Wichtig an dieser Erklärung ist ihre inhaltliche Nähe zur OAU‑Resolution, insofern dies als Beleg dafür gelten kann, daß es bereits eine geistige und politische Kontinuität für einen erweiterten Flüchtlingsbegriff gibt und eine prinzipielle Übertragbarkeit auf eine andere Region mit anderen politischen Gegebenheiten durchaus möglich ist. Dies wäre bereits neben dem, was im Vorfeld der Erklärung des Europäischen Parlaments formuliert wurde, eine wichtige Voraussetzung für eine weltweite bzw. UN‑weite Übernahme. Davon abgesehen ist mit Cartagena erneut eine Erweiterung des Flüchtlingsbegriffs vorgenommen worden, insofern anerkannt wird, daß schwere Verletzungen der Menschenrechte auch einen Flüchtlingsstatus begründen können.

6. Genf

Das Exekutivkomitee von UNHCR verabschiedete auf seiner 36. Sitzung eine Resolution zum Flüchtlingsproblem in Lateinamerika und zur Erklärung von Cartagena, die als ein regionaler Ansatz für die Lösung begrenzter Flüchtlingsströme begrüßt wurde.
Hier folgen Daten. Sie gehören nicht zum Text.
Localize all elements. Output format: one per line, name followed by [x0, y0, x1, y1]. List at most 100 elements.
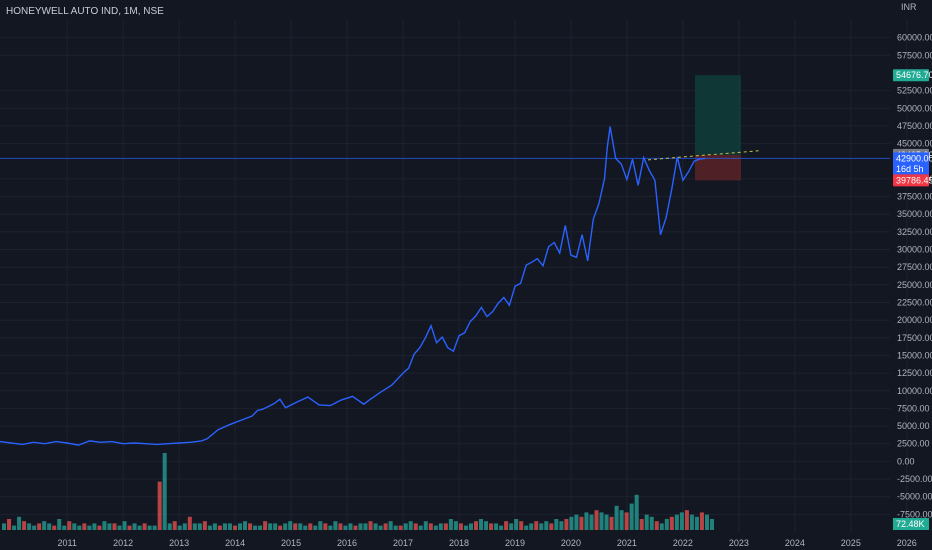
volume-bar — [463, 525, 468, 530]
time-axis[interactable]: 2011 2012 2013 2014 2015 2016 2017 2018 2019 2020… — [57, 538, 916, 548]
volume-bar — [313, 525, 318, 530]
volume-bar — [669, 516, 674, 530]
volume-bar — [559, 521, 564, 530]
volume-bar — [519, 521, 524, 530]
volume-bar — [22, 521, 27, 530]
volume-bar — [353, 525, 358, 530]
volume-bar — [569, 516, 574, 530]
volume-bar — [458, 523, 463, 530]
volume-bar — [182, 523, 187, 530]
x-tick-label: 2023 — [729, 538, 749, 548]
volume-bar — [127, 525, 132, 530]
volume-bar — [258, 525, 263, 530]
volume-bar — [318, 521, 323, 530]
volume-bar — [504, 521, 509, 530]
volume-bar — [418, 525, 423, 530]
x-tick-label: 2019 — [505, 538, 525, 548]
x-tick-label: 2012 — [113, 538, 133, 548]
volume-bar — [17, 516, 22, 530]
volume-bar — [363, 523, 368, 530]
volume-bar — [468, 523, 473, 530]
x-tick-label: 2021 — [617, 538, 637, 548]
volume-bar — [232, 525, 237, 530]
y-tick-label: 20000.00 — [897, 315, 932, 325]
volume-bar — [72, 523, 77, 530]
x-tick-label: 2016 — [337, 538, 357, 548]
volume-bar — [674, 514, 679, 530]
volume-bar — [614, 505, 619, 530]
volume-bar — [524, 525, 529, 530]
volume-bar — [288, 521, 293, 530]
volume-bar — [192, 523, 197, 530]
volume-bar — [227, 523, 232, 530]
y-tick-label: 0.00 — [897, 456, 915, 466]
volume-bar — [544, 521, 549, 530]
volume-bar — [212, 523, 217, 530]
trend-line-dashed[interactable] — [647, 150, 761, 161]
position-zones[interactable] — [0, 75, 890, 181]
volume-bar — [142, 523, 147, 530]
y-tick-label: 25000.00 — [897, 280, 932, 290]
volume-bar — [137, 525, 142, 530]
volume-bar — [383, 523, 388, 530]
volume-bar — [37, 523, 42, 530]
x-tick-label: 2025 — [841, 538, 861, 548]
y-tick-label: 50000.00 — [897, 103, 932, 113]
volume-bar — [162, 453, 167, 530]
volume-bar — [268, 523, 273, 530]
volume-bar — [2, 523, 7, 530]
volume-bar — [509, 523, 514, 530]
volume-bar — [443, 523, 448, 530]
volume-bar — [243, 521, 248, 530]
volume-bar — [187, 516, 192, 530]
volume-bar — [308, 523, 313, 530]
volume-bar — [654, 521, 659, 530]
volume-bar — [453, 521, 458, 530]
volume-bar — [87, 525, 92, 530]
volume-bar — [248, 523, 253, 530]
volume-bar — [32, 525, 37, 530]
target-zone[interactable] — [695, 75, 741, 155]
volume-bar — [629, 503, 634, 530]
volume-bar — [283, 523, 288, 530]
volume-bar — [594, 510, 599, 530]
volume-bar — [554, 519, 559, 530]
volume-bar — [403, 523, 408, 530]
volume-bar — [62, 525, 67, 530]
countdown-tag: 16d 5h — [896, 164, 924, 174]
volume-bar — [408, 521, 413, 530]
volume-bar — [584, 512, 589, 530]
volume-bar — [479, 519, 484, 530]
volume-bar — [52, 525, 57, 530]
y-tick-label: 35000.00 — [897, 209, 932, 219]
y-tick-label: 47500.00 — [897, 121, 932, 131]
volume-bar — [664, 519, 669, 530]
volume-tag-bg — [893, 518, 929, 530]
volume-bar — [529, 523, 534, 530]
volume-bar — [358, 523, 363, 530]
x-tick-label: 2014 — [225, 538, 245, 548]
volume-bar — [42, 521, 47, 530]
y-tick-label: 17500.00 — [897, 333, 932, 343]
target-price-tag: 54676.70 — [896, 70, 932, 80]
volume-bar — [177, 525, 182, 530]
x-tick-label: 2018 — [449, 538, 469, 548]
volume-bar — [7, 519, 12, 530]
volume-bar — [589, 514, 594, 530]
volume-bar — [489, 523, 494, 530]
y-tick-label: 45000.00 — [897, 139, 932, 149]
volume-bar — [694, 516, 699, 530]
volume-bar — [599, 512, 604, 530]
volume-bar — [634, 494, 639, 530]
volume-bar — [649, 516, 654, 530]
volume-bar — [659, 523, 664, 530]
last-price-tag-bg — [893, 152, 929, 165]
volume-bar — [709, 519, 714, 530]
volume-bar — [152, 525, 157, 530]
volume-bar — [12, 525, 17, 530]
y-tick-label: -7500.00 — [897, 509, 932, 519]
price-line — [0, 126, 706, 446]
volume-bar — [298, 523, 303, 530]
chart-title: HONEYWELL AUTO IND, 1M, NSE — [6, 6, 164, 17]
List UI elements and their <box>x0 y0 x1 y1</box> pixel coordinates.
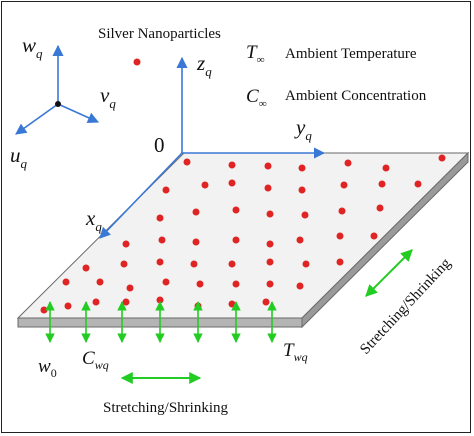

Auch die Parlamentarische Versammlung des Europarates hat in einer Entschließung zur „Migration und zu Flüchtlingsbewegungen in Lateinamerika" vom 8. 5. 1987 „die Bedeutung der Prinzipien und Empfehlungen in der Erklärung von Cartagena aus dem Jahre 1984 zur Lösung der Flüchtlingsprobleme in Lateinamerika" betont. In beiden Fällen ist erkennbar, daß man noch sehr bemüht ist, Cartagena zwar in seiner grundsätzlichen Bedeutung zu erkennen und zu werten, daß aber gleichzeitig der Versuch unternommen wird, Cartagena zu „regionalisieren". Dies dürfte, wie die Entwicklung lehrt und die weltweiten Erfordernisse belegen, ein letztlich untauglicher Versuch sein, an einer neuen, universal gültigen Definition vorbeizukommen.

7. Flörsheim und Genf

Flörsheim liegt offensichtlich näher bei Cartagena als Genf!